(461c) Polymer-Nanocrystal Composites As Tailorable CO2 Hydrogenation Catalysts

The future of humankind is tied to our collective use of
energy. Hydrocarbons are a proven energy vector and account for the bulk of our
energy infrastructure and feedstocks to the chemical industry.  Combustion of
fossil based hydrocarbons is unsustainable given finite reserves and the
concomitant release of greenhouse gases.  Hydrogenation of waste CO₂
back in to useful fuels and feedstocks provides a pathway to use fossil
resources in a sustainable way. The emerging technologies of photo and
electrochemical hydrogen generation can provide the hydrogen needed for CO₂
hydrogenation renewably.  However, a main issue is still in finding CO₂
hydrogenation catalysts that work at low temperature and that are selective
towards desirable compounds such as methanol.

In this study, we introduce a framework with which an
effective CO₂ hydrogenation catalyst may be designed.

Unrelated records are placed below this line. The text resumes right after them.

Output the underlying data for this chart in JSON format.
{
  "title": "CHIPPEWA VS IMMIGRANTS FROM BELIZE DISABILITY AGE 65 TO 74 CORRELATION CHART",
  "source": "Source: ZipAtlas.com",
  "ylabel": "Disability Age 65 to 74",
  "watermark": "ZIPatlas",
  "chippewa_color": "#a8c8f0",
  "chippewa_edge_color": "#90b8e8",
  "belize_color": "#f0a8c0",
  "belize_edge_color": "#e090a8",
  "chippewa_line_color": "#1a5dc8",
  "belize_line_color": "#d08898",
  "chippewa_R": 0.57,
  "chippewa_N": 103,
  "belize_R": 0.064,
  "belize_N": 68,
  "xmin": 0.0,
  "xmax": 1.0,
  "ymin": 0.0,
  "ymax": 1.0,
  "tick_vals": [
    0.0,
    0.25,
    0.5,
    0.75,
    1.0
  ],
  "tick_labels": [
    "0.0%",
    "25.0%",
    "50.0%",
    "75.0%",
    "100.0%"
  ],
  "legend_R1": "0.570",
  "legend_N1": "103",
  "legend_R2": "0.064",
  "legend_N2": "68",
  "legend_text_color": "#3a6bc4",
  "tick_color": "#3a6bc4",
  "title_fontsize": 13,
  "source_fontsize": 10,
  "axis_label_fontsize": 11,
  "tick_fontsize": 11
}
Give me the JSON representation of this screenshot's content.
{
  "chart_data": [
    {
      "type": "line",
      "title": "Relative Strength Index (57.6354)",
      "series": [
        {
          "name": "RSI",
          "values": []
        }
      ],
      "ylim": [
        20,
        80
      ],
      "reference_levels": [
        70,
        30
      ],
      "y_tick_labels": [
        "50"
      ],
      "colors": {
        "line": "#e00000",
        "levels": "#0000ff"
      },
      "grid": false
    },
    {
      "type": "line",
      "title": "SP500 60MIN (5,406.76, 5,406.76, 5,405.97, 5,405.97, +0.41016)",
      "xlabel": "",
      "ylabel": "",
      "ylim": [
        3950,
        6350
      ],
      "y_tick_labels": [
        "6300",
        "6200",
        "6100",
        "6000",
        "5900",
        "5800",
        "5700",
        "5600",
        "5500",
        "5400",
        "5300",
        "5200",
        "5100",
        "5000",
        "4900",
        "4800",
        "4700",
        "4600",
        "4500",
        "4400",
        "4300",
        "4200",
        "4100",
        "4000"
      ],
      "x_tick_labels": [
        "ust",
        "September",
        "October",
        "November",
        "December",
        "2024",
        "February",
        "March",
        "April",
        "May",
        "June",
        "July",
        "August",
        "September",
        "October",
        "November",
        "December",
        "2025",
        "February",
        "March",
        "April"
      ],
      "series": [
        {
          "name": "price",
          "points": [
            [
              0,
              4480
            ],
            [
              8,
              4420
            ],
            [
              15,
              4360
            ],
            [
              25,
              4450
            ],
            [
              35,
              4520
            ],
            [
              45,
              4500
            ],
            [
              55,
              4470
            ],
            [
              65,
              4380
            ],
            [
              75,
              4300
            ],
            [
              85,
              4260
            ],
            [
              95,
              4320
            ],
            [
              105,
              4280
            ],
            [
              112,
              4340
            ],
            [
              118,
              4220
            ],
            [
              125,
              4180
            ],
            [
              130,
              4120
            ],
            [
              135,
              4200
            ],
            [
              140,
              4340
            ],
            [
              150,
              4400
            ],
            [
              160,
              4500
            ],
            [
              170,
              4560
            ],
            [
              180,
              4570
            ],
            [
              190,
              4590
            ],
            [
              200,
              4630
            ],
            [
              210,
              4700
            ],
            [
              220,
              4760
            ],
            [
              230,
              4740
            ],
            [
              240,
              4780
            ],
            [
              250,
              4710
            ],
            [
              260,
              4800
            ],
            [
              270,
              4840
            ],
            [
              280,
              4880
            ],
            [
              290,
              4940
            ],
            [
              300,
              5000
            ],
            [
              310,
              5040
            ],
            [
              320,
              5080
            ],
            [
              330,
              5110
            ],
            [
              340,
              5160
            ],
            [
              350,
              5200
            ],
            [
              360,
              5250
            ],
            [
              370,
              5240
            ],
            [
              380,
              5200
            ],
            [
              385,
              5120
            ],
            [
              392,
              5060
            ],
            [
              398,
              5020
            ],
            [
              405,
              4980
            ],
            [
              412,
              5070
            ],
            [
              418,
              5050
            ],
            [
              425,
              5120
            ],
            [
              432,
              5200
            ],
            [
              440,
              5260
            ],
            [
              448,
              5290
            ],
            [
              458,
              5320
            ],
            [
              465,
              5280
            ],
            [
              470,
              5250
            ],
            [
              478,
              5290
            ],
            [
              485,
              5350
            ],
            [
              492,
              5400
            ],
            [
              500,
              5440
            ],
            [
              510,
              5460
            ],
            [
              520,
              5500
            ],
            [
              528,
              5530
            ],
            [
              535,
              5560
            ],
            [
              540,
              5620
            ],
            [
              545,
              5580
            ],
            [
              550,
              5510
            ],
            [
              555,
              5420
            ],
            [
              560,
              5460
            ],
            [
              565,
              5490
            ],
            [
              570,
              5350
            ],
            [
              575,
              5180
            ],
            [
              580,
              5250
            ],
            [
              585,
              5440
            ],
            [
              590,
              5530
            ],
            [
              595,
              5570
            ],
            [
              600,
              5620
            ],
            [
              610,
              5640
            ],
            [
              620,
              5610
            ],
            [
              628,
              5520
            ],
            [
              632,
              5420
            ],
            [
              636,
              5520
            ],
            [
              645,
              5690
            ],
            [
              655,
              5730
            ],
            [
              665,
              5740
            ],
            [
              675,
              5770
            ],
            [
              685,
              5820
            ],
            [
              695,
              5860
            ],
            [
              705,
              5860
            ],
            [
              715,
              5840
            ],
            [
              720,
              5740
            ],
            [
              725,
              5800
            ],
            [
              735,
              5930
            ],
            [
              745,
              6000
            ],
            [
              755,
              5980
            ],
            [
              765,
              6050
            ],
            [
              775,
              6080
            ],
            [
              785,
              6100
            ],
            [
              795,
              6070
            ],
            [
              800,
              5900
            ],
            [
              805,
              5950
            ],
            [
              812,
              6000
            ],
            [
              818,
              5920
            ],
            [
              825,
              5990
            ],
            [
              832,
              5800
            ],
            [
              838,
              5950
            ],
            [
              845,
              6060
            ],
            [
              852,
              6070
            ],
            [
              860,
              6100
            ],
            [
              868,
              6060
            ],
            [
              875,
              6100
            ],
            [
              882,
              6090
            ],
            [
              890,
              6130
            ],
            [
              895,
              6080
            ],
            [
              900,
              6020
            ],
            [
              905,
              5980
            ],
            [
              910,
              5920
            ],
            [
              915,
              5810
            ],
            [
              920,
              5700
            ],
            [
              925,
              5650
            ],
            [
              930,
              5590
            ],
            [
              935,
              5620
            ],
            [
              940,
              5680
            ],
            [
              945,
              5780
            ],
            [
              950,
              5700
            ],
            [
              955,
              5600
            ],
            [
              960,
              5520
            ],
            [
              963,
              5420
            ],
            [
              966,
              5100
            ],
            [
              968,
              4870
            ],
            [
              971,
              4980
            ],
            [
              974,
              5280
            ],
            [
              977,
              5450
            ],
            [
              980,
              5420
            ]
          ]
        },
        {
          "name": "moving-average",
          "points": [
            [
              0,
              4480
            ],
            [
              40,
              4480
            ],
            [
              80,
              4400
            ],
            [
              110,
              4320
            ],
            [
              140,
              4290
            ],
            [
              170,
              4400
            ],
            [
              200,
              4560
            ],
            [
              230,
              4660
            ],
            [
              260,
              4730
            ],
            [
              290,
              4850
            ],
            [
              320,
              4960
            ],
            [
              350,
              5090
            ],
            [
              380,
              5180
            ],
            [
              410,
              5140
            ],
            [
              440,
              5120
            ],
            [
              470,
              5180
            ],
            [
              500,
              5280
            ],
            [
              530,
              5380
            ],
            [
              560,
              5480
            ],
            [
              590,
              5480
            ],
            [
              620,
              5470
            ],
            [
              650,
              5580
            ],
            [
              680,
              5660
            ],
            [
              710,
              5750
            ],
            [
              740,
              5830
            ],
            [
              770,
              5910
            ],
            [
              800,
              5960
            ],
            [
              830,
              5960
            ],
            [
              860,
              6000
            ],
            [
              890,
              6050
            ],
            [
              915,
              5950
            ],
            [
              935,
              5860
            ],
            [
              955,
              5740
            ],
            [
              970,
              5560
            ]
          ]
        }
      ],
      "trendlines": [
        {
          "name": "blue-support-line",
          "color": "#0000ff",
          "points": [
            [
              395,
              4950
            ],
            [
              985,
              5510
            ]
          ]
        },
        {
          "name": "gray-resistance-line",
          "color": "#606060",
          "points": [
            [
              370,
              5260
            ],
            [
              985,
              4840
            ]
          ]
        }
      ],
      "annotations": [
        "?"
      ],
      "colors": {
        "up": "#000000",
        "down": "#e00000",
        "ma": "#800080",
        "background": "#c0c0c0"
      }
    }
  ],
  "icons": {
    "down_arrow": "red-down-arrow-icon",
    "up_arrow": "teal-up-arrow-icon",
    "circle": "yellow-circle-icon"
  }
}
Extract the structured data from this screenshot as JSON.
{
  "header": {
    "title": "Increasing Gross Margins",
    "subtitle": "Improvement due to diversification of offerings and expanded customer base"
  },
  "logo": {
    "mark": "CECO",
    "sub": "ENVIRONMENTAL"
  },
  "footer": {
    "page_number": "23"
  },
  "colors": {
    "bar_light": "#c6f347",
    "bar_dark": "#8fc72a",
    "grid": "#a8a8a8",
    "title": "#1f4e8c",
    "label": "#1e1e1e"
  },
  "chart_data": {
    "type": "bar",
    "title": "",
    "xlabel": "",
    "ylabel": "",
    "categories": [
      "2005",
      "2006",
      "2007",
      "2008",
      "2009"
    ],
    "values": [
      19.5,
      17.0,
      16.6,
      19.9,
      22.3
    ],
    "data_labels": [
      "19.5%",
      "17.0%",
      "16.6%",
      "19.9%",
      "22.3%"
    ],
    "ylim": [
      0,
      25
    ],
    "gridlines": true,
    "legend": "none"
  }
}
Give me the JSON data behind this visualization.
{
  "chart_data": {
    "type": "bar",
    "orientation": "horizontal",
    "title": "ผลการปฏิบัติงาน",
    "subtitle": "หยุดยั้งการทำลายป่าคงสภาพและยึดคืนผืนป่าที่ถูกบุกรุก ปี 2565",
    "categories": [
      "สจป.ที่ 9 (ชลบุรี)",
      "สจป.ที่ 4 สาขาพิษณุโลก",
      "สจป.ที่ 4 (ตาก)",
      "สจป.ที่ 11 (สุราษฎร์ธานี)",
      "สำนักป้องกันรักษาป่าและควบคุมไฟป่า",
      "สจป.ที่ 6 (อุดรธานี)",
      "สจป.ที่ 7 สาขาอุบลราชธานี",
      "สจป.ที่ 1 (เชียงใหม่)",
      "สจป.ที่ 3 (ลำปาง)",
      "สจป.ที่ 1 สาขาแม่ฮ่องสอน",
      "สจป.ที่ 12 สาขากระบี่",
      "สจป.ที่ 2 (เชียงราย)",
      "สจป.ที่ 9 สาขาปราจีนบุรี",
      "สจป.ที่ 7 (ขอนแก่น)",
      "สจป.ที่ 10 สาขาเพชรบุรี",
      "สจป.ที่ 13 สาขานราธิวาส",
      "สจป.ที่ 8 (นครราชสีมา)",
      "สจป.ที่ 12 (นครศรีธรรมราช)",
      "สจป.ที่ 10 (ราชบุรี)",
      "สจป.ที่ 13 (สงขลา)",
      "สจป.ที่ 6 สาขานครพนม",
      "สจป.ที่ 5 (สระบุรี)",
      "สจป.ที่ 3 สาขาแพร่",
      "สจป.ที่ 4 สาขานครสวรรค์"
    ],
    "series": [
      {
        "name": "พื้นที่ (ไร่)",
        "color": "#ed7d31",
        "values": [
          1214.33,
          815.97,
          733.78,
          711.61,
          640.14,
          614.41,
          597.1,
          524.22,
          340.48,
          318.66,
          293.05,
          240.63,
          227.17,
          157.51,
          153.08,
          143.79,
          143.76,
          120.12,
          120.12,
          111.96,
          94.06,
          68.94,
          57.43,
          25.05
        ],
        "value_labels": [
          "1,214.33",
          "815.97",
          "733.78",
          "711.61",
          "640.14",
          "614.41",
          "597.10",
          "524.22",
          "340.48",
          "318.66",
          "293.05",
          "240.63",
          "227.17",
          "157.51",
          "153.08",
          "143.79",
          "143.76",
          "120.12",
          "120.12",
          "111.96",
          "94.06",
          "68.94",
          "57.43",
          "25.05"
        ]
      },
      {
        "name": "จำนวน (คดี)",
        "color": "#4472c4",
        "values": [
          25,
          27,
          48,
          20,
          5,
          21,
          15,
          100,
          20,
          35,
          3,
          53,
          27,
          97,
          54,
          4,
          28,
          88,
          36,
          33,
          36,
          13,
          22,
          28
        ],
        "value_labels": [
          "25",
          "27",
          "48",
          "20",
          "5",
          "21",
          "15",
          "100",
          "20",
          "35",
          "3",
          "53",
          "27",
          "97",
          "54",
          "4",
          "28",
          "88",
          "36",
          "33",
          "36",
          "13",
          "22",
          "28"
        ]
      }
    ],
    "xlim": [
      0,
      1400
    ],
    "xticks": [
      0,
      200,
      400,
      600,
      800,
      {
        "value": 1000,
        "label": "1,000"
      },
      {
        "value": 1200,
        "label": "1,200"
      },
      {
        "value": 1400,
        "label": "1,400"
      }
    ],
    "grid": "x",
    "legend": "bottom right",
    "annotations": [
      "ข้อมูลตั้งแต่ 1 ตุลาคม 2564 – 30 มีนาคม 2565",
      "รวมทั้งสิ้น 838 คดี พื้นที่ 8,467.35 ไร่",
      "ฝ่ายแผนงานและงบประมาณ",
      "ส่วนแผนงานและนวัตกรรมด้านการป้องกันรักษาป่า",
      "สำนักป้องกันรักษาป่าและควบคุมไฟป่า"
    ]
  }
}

Microporous
polymers provide a tunable chemical environment into which monodisperse
Palladium nanocrystal catalysts are incorporated.  The synergy of the confinement
effect of these frameworks with well-defined metal nanoparticles affording
highly active hydrogenation sites provides a platform for catalyst study and
optimization under conditions outside the range of standard inorganic supports.
 Combining gas sorption and catalytic data provides insights into the potential
that organic supports have for carbon dioxide hydrogenation.